Dr. Carol Babiracki

Associate Professor, Music History and Cultures

This year, the Cornell-Syracuse South Asia Consortium launched a multi-year Sustainable South Asia Initiative. This initiative is supported by the Department of Education National Resource grant (see page 3) as well as funding through the Central New York Humanities Corridor. On March 2, we hosted an inaugural workshop to begin to explore this theme. Our presentations and roundtables quickly belied the facile gloss of sustainability as “meeting the needs of the present without compromising the ability of future generations to meet their own needs.” The heart of the issue and its profound challenges lie in the daily complexities of lives confronting unrelenting change, as I have found in my own work with hereditary performers in eastern India.
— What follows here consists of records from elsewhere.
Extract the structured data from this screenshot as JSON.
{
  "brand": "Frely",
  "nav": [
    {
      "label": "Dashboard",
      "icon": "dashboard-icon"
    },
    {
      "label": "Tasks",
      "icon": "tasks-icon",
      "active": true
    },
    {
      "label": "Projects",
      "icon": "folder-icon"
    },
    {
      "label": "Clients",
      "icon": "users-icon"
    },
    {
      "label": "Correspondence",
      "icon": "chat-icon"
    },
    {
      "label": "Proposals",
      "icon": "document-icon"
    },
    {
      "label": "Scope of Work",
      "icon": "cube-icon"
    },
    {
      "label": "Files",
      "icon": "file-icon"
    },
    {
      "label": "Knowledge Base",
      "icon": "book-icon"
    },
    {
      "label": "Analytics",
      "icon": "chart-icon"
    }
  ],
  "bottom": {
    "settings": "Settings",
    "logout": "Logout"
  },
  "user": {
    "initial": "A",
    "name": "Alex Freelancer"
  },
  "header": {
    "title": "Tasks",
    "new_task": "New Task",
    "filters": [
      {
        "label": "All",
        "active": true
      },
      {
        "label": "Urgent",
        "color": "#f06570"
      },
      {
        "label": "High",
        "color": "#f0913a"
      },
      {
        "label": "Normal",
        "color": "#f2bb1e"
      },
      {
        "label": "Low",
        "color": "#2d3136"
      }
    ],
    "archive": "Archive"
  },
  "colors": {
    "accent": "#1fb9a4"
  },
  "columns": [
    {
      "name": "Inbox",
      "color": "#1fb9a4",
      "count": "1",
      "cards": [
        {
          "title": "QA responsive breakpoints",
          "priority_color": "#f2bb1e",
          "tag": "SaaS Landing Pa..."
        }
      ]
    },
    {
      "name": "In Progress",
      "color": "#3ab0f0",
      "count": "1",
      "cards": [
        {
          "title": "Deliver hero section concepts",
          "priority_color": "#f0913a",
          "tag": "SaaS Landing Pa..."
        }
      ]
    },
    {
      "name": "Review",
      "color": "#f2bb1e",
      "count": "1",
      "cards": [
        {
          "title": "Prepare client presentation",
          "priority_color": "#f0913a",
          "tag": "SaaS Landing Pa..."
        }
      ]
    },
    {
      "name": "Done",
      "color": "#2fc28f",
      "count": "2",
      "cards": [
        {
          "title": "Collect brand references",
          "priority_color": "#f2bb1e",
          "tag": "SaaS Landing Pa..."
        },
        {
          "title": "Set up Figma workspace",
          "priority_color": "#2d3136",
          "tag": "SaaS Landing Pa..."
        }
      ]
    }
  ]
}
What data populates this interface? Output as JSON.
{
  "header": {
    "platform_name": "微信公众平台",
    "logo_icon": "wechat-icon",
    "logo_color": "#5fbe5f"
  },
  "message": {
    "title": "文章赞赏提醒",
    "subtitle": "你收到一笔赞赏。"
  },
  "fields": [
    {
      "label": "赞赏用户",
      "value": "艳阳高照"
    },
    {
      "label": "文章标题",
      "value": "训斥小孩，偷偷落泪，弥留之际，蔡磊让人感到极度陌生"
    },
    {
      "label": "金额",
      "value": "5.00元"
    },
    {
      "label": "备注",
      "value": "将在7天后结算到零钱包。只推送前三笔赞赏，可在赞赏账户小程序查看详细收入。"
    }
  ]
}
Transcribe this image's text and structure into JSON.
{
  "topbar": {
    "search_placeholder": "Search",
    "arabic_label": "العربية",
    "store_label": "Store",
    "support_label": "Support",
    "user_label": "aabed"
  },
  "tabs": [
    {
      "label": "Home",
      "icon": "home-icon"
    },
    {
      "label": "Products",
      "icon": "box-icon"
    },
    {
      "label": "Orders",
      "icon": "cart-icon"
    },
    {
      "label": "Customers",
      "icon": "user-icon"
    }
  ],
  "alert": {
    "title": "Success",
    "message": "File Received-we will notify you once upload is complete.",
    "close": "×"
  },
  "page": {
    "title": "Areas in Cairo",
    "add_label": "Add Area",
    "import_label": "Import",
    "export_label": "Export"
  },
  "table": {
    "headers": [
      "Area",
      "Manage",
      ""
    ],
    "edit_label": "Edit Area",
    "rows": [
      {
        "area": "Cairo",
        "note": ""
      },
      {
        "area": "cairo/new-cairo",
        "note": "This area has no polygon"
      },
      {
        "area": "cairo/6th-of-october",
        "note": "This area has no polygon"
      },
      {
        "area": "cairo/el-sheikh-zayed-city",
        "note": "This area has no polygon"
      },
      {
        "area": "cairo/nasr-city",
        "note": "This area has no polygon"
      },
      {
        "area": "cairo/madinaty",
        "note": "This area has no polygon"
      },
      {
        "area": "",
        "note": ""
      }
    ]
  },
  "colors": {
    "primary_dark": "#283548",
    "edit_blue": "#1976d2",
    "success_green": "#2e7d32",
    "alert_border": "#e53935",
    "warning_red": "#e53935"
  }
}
Communities must weigh their cultural vitality against demands of economic viability and environmental responsibility, all of which are constrained by social inequities and history. The sweet spot of sustainability, emerging from a balanced consideration of all of these elements, is an elusive, moving target. Our inherited approaches to scholarship that attend to one of the pillars of sustainability (cultural, economic, environmental, social/political) to the neglect of the others are proving ineffective in addressing the massive challenges and conflicts facing people in South Asia today.  With our four year initiative, the South Asia Center seeks to gather an interdisciplinary forum of the best minds of Central New York to advocate for more holistic and locally grounded approaches to sustainability in South Asia and here in our own communities. carol and sue- newsletter

We also had an opportunity this past spring to reflect on the hard work that has sustained the South Asia Center and South Asian Studies over the past 49 years as we celebrated the retirement of two of our past directors, Professors Susan S. Wadley and Ann G. Gold. The fête of panels, workshops, performances, and an art exhibition organized by and for them reminded us of how central they both have been to the life of the Center. We will sorely miss their daily presence. 

This fall, the Center welcomes Professor Mona Bhan, Syracuse University’s newest Ford Maxwell Professor of South Asian Studies in the Department of Anthropology. Her research and teaching on water systems, border communities, and conflict in Kashmir resonates across disciplines, colleges, and programs. We know she will find a warm and vibrant intellectual community of scholars of South Asia here in Central New York.